Detecting and predicting extreme events are of major importance for socioeconomic, healthcare and ecological purposes. This study proposes an alternative model to detect extreme events based on analyses of probability distribution functionffnss (f(X)), called Optimum Probability Distribution Function Searcher Model (Opt.PDF-model). The Opt.PDF-model involves the optimization of a fitness function between an histogram and a set of theoretical f(X), and the subsequent evaluation of the Probability Point Function (PPF) of the fittest theoretical (f(X)) to assess threshold values for the classification of extreme events. Any occurrence in the dataset with a PPF value equal to or greater than 90% was considered an extreme event candidate. A satellite-derived precipitation time-series (Climate Hazards Group InfraRed Precipitation with Station data) was used to calibrate and validate the proposed model, with data on accumulated precipitation from more than 30 years (Jan.1981 to Dec.2018) of the Brazilian Amazon region. The proposed method was pairwise cross-validated with two other extreme event models based on Gamma and Gaussian distributions, as applied by the European Drought Observatory of the European Environment Agency. Aditionally, all three extreme event classification models were cross-validated relative to the El Niño Southern Oscillation (ENSO).
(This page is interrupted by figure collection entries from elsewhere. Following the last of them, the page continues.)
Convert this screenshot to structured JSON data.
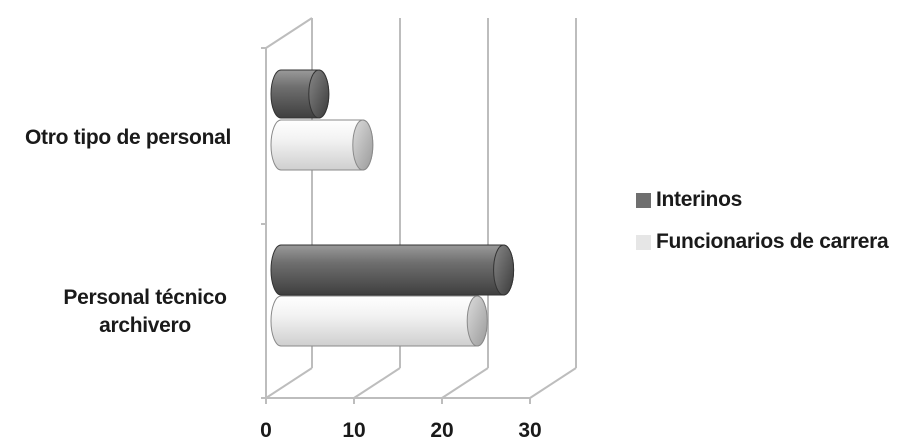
{
  "chart_data": {
    "type": "bar",
    "orientation": "horizontal",
    "style": "3d-cylinder",
    "categories": [
      "Personal técnico archivero",
      "Otro tipo de personal"
    ],
    "category_label_lines": [
      [
        "Personal técnico",
        "archivero"
      ],
      [
        "Otro tipo de personal"
      ]
    ],
    "series": [
      {
        "name": "Interinos",
        "values": [
          27,
          6
        ],
        "color": "#6f6f6f"
      },
      {
        "name": "Funcionarios de carrera",
        "values": [
          24,
          11
        ],
        "color": "#e6e6e6"
      }
    ],
    "xlim": [
      0,
      30
    ],
    "xticks": [
      "0",
      "10",
      "20",
      "30"
    ],
    "grid": true,
    "legend": "right"
  }
}
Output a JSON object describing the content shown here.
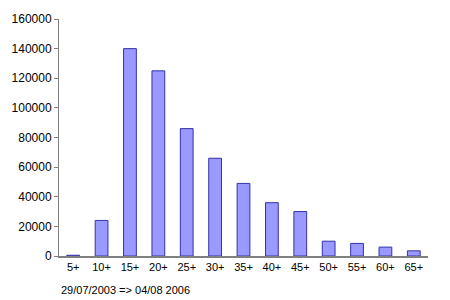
{
  "chart_data": {
    "type": "bar",
    "categories": [
      "5+",
      "10+",
      "15+",
      "20+",
      "25+",
      "30+",
      "35+",
      "40+",
      "45+",
      "50+",
      "55+",
      "60+",
      "65+"
    ],
    "values": [
      500,
      24000,
      140000,
      125000,
      86000,
      66000,
      49000,
      36000,
      30000,
      10000,
      8500,
      6000,
      3500
    ],
    "color": "#9999ff",
    "ylim": [
      0,
      160000
    ],
    "yticks": [
      0,
      20000,
      40000,
      60000,
      80000,
      100000,
      120000,
      140000,
      160000
    ],
    "grid": false,
    "annotations": [
      "29/07/2003 => 04/08 2006"
    ]
  }
}
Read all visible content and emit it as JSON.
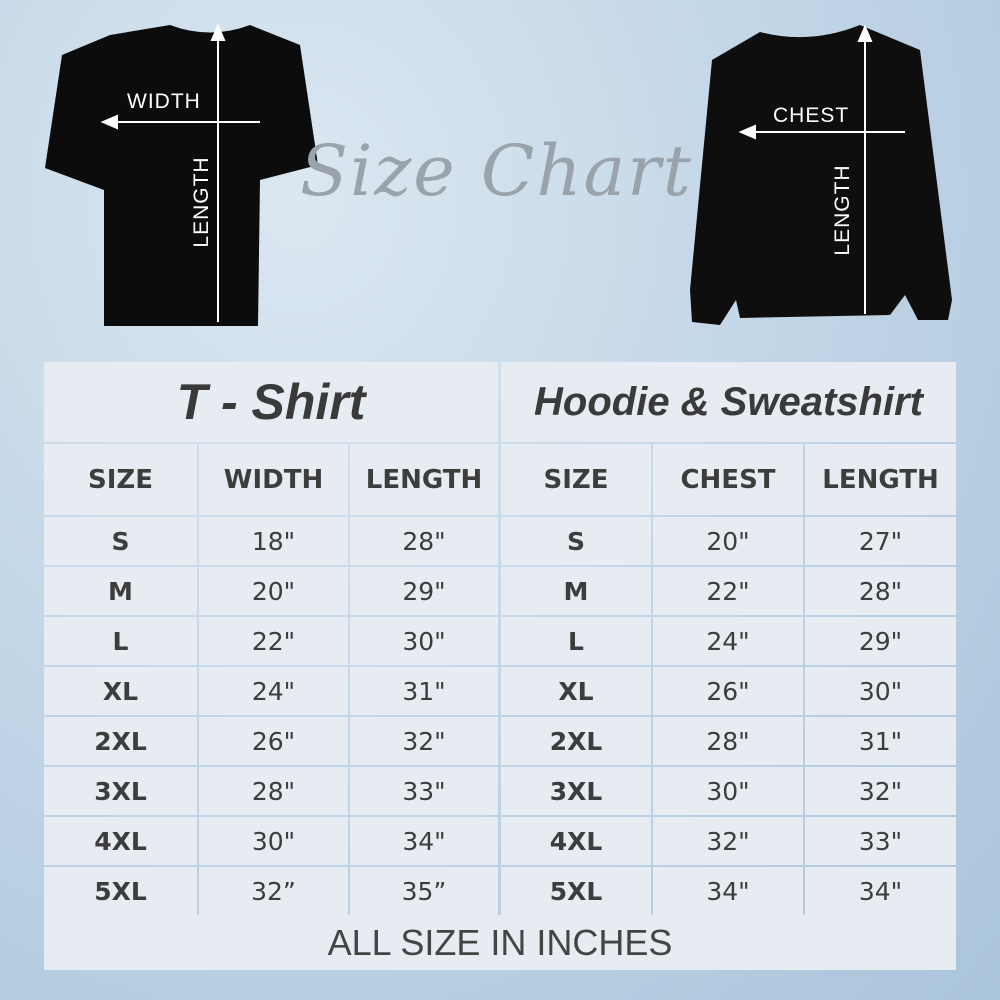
{
  "title_script": "Size Chart",
  "tshirt": {
    "title": "T - Shirt",
    "width_label": "WIDTH",
    "length_label": "LENGTH",
    "headers": [
      "SIZE",
      "WIDTH",
      "LENGTH"
    ],
    "rows": [
      [
        "S",
        "18\"",
        "28\""
      ],
      [
        "M",
        "20\"",
        "29\""
      ],
      [
        "L",
        "22\"",
        "30\""
      ],
      [
        "XL",
        "24\"",
        "31\""
      ],
      [
        "2XL",
        "26\"",
        "32\""
      ],
      [
        "3XL",
        "28\"",
        "33\""
      ],
      [
        "4XL",
        "30\"",
        "34\""
      ],
      [
        "5XL",
        "32”",
        "35”"
      ]
    ]
  },
  "hoodie": {
    "title": "Hoodie & Sweatshirt",
    "chest_label": "CHEST",
    "length_label": "LENGTH",
    "headers": [
      "SIZE",
      "CHEST",
      "LENGTH"
    ],
    "rows": [
      [
        "S",
        "20\"",
        "27\""
      ],
      [
        "M",
        "22\"",
        "28\""
      ],
      [
        "L",
        "24\"",
        "29\""
      ],
      [
        "XL",
        "26\"",
        "30\""
      ],
      [
        "2XL",
        "28\"",
        "31\""
      ],
      [
        "3XL",
        "30\"",
        "32\""
      ],
      [
        "4XL",
        "32\"",
        "33\""
      ],
      [
        "5XL",
        "34\"",
        "34\""
      ]
    ]
  },
  "footer": "ALL SIZE IN INCHES"
}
By means of the Opt.PDF-model, it was possible to evidence two positive temporal trends for the area of study: one for more intense precipitation events, and another for less intense events. The pairwise cross-validation analysis returned specific Kappa’s similarity indices, and the highest similarity was observed between the Gamma and the Opt.PDF models (48% for PPF(97.7%)). This analysis indicated that extreme event detection models are highly sensitive to distribution family priors and to threshold definitions. The proposed approach and the results obtained here are potentially useful for climate change warnings, and can be extended to other scientific areas that involve time-series analyses.